Almost a minute passed as each pursued their own thoughts. Then:

‘That email sent to Osgood from Ramsay Silver…’ said Robin, freeing herself from the throw to tug her phone out of her pocket. Having found the message, she read it aloud.

‘“Dear Mr Osgood (Oz), I can help you with something that I know has been a problem for you if you would be happy to meet me.”’

She looked up at Strike.

‘It has to be Wright who sent that email. Todd wouldn’t have emailed Oz from work, not if they were accomplices.’

‘Soundly reasoned, as far as it goes,’ said Strike, ‘but did Wright mean to email Oz the fake music producer, or Osgood, the genuine one?’

‘What if Wright knew Osgood had an imposter, and was going to tell him who it was?

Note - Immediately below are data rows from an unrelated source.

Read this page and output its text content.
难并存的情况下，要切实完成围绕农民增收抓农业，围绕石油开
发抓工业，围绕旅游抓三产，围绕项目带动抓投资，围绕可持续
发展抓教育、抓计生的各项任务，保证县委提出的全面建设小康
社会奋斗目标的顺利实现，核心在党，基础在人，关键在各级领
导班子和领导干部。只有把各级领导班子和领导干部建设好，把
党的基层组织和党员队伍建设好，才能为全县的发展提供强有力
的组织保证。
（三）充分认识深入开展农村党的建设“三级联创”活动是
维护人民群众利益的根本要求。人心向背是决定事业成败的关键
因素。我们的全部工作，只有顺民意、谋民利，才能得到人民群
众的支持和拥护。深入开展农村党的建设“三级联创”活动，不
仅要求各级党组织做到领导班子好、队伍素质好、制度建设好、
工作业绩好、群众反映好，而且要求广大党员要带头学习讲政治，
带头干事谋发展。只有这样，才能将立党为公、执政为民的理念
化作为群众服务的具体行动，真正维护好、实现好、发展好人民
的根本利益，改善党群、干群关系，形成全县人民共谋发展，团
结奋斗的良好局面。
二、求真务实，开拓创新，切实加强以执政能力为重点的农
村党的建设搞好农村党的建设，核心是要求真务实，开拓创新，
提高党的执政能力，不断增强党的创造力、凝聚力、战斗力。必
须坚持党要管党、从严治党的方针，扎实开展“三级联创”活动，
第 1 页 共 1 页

The inclusion of “Oz” might’ve been a hint?’

‘That’d fit,’ said Strike, ‘but it’s not the only explanation. What if Wright was offering to help with a problem that was going to be resolved down in the vault at one in the morning?’

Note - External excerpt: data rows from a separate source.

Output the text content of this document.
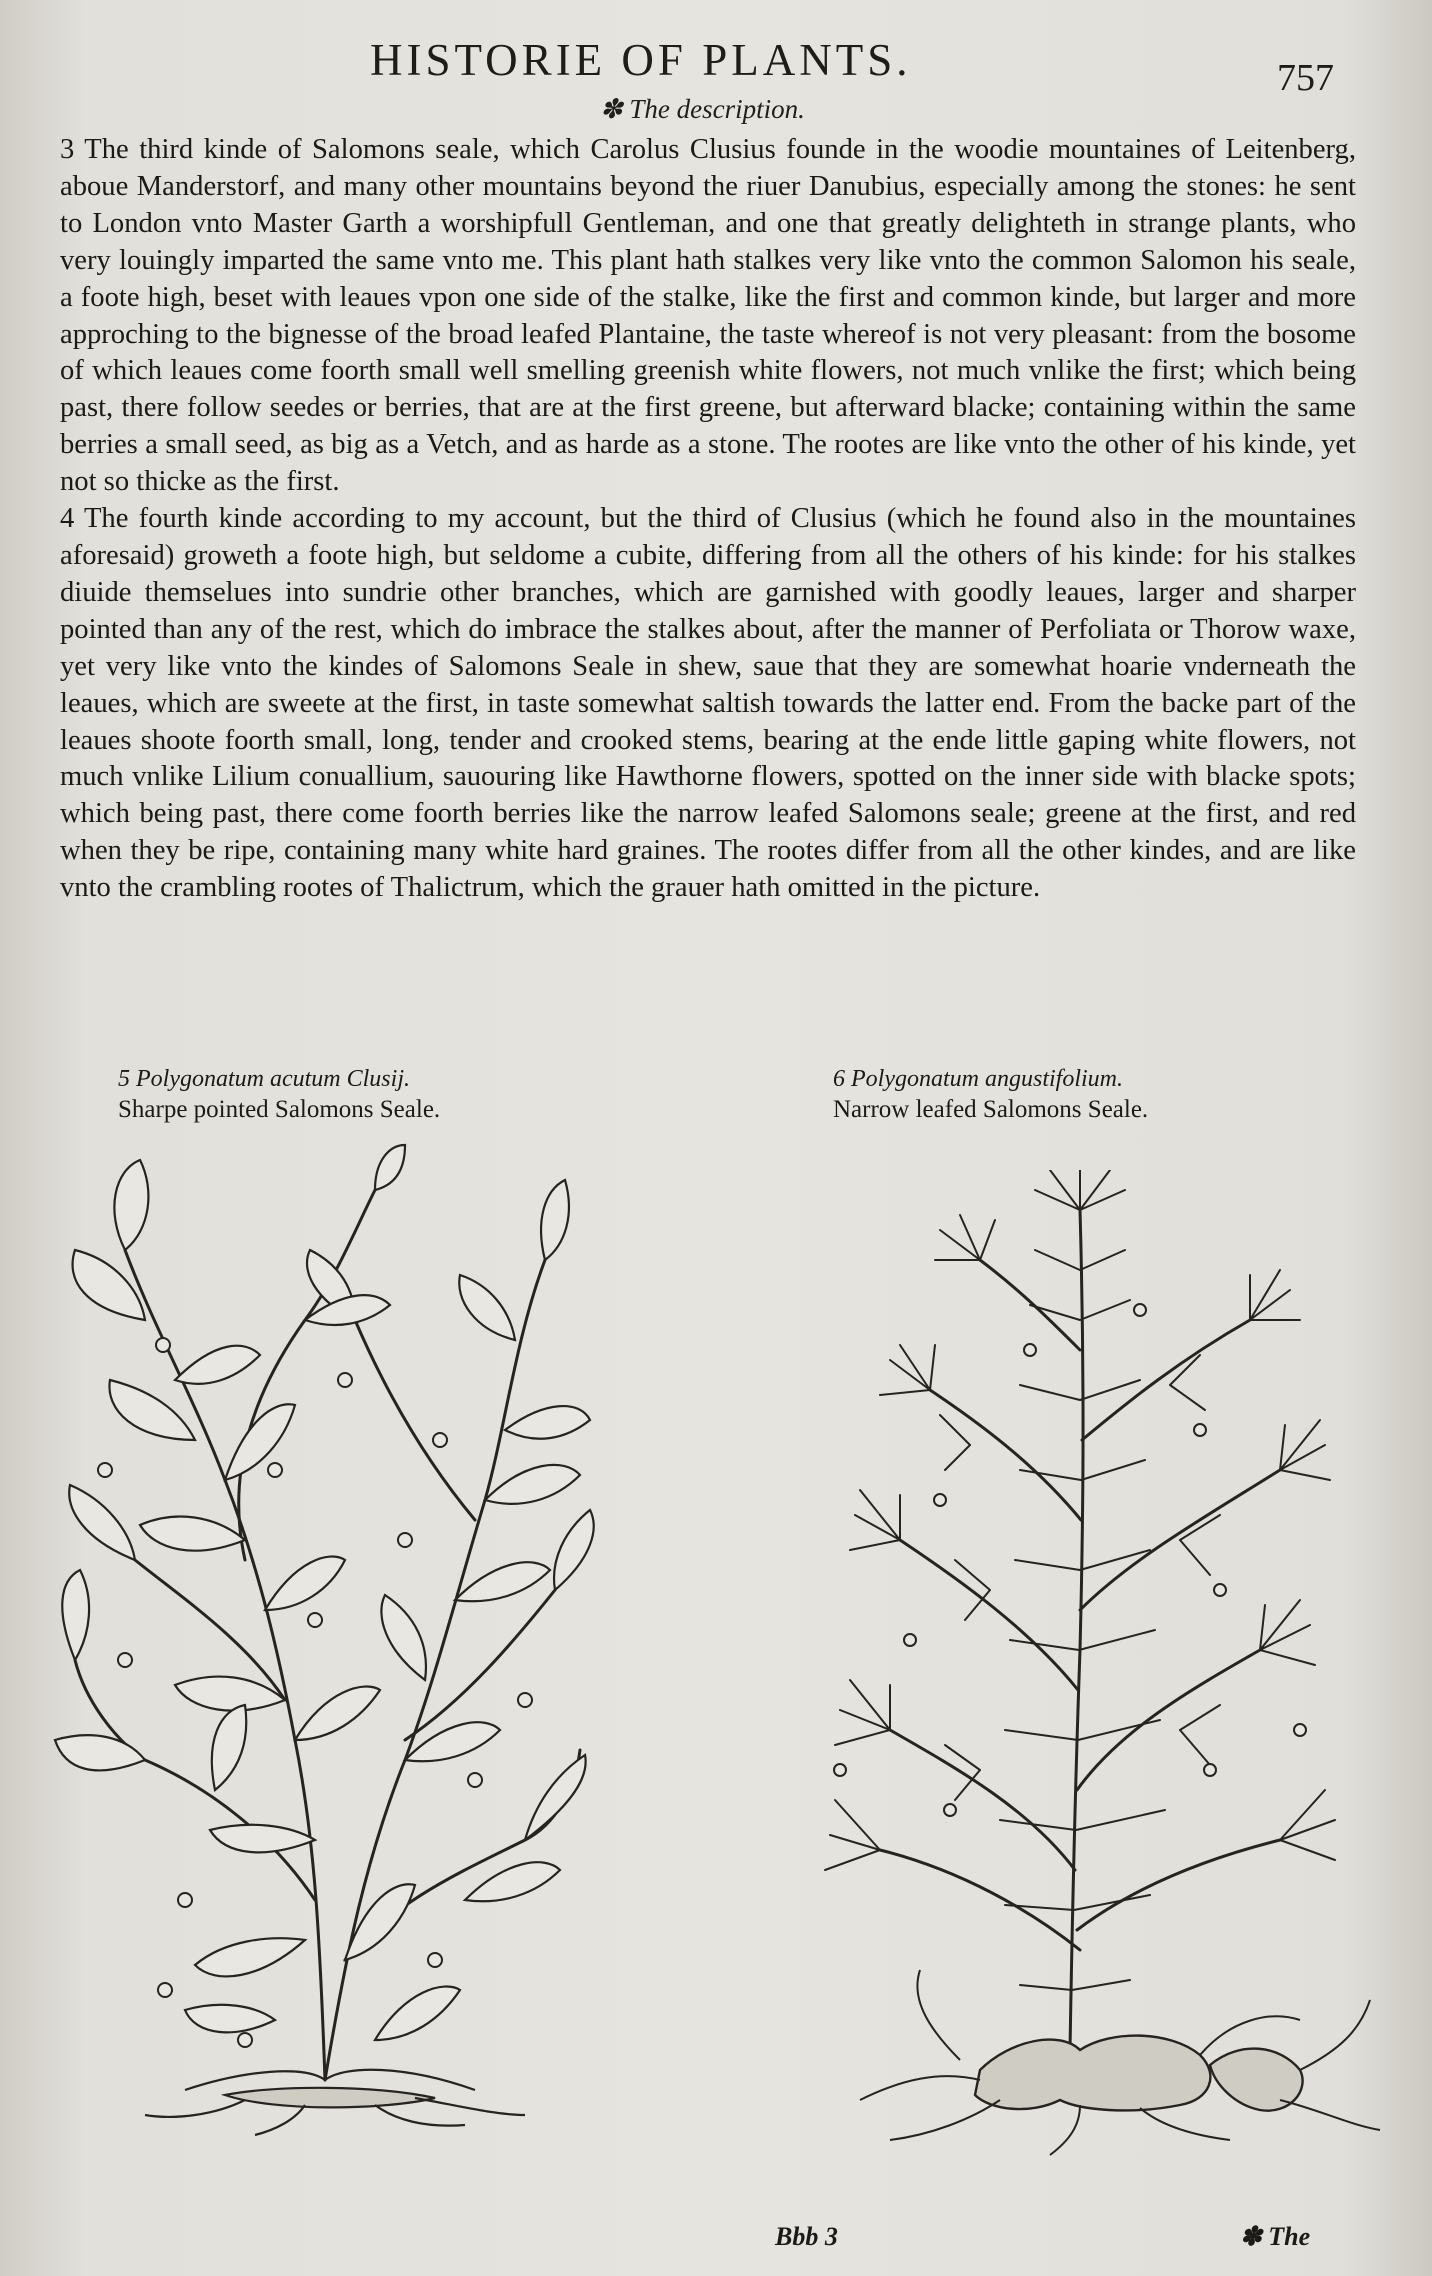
HISTORIE OF PLANTS.	757
✽ The description.

3 The third kinde of Salomons seale, which Carolus Clusius founde in the woodie mountaines of Leitenberg, aboue Manderstorf, and many other mountains beyond the riuer Danubius, especially among the stones: he sent to London vnto Master Garth a worshipfull Gentleman, and one that greatly delighteth in strange plants, who very louingly imparted the same vnto me. This plant hath stalkes very like vnto the common Salomon his seale, a foote high, beset with leaues vpon one side of the stalke, like the first and common kinde, but larger and more approching to the bignesse of the broad leafed Plantaine, the taste whereof is not very pleasant: from the bosome of which leaues come foorth small well smelling greenish white flowers, not much vnlike the first; which being past, there follow seedes or berries, that are at the first greene, but afterward blacke; containing within the same berries a small seed, as big as a Vetch, and as harde as a stone. The rootes are like vnto the other of his kinde, yet not so thicke as the first.

4 The fourth kinde according to my account, but the third of Clusius (which he found also in the mountaines aforesaid) groweth a foote high, but seldome a cubite, differing from all the others of his kinde: for his stalkes diuide themselues into sundrie other branches, which are garnished with goodly leaues, larger and sharper pointed than any of the rest, which do imbrace the stalkes about, after the manner of Perfoliata or Thorow waxe, yet very like vnto the kindes of Salomons Seale in shew, saue that they are somewhat hoarie vnderneath the leaues, which are sweete at the first, in taste somewhat saltish towards the latter end. From the backe part of the leaues shoote foorth small, long, tender and crooked stems, bearing at the ende little gaping white flowers, not much vnlike Lilium conuallium, sauouring like Hawthorne flowers, spotted on the inner side with blacke spots; which being past, there come foorth berries like the narrow leafed Salomons seale; greene at the first, and red when they be ripe, containing many white hard graines. The rootes differ from all the other kindes, and are like vnto the crambling rootes of Thalictrum, which the grauer hath omitted in the picture.

5 Polygonatum acutum Clusij.
Sharpe pointed Salomons Seale.
6 Polygonatum angustifolium.
Narrow leafed Salomons Seale.
Bbb 3	✽ The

‘What kind of problem could Osgood have had, that meant going down to the silver vault at one in the morning?’

‘Well, for instance, “I’m currently lacking a hundred grand’s worth of masonic silver,”’ said Strike, and Robin laughed.

‘It’s tempting to try and fit Semple into all this,’ Strike continued, ‘because his mental state might explain some of the anomalies – putting too much trust in Todd, smoking dope with the neighbours. Possibly he did have a fixation about the Murdoch silver…’

‘But you could fit Powell into it, too,’ said Robin. ‘He wanted a fresh start and we know he wasn’t the brightest bulb in the box, which could explain him trusting Todd too much, and not recognising the danger posed to him by Oz.’

‘True, but like I said in Ironbridge, a masonic silver shop seems a particularly weird place for a mechanic to choose to work. Plus, nobody seems to have given too much of a shit about Powell except his grandmother, and her interest seems to be largely that he wasn’t doing her shopping any more. I think that car crash was a genuine accident. Do we honestly think the nice middle-class Whiteheads, bereaved or not, hired assassins to search the length and breadth of the UK for Tyler Powell?’

‘No,’ admitted Robin, ‘but Tyler might have thought that’s what was going to happen… we’re forgetting Rupert Fleetwood.’

‘I haven’t forgotten him,’ said Strike, ‘but I’ll tell you one thing: it makes no sense for Todd to have written a CV for Fleetwood, who’d have known perfectly well how to write one – and given his expensive private education, I’d be stunned if he couldn’t learn enough about silver to pass that interview without needing Todd at all. On the other hand, I find it very credible that Powell would’ve been happy for someone else to take charge of that part of the job, and the same might apply to Semple. We don’t know what his reading, writing or concentration were like, post-injury, and he’d probably never written a CV in his life. Men in the Special Forces don’t need them.’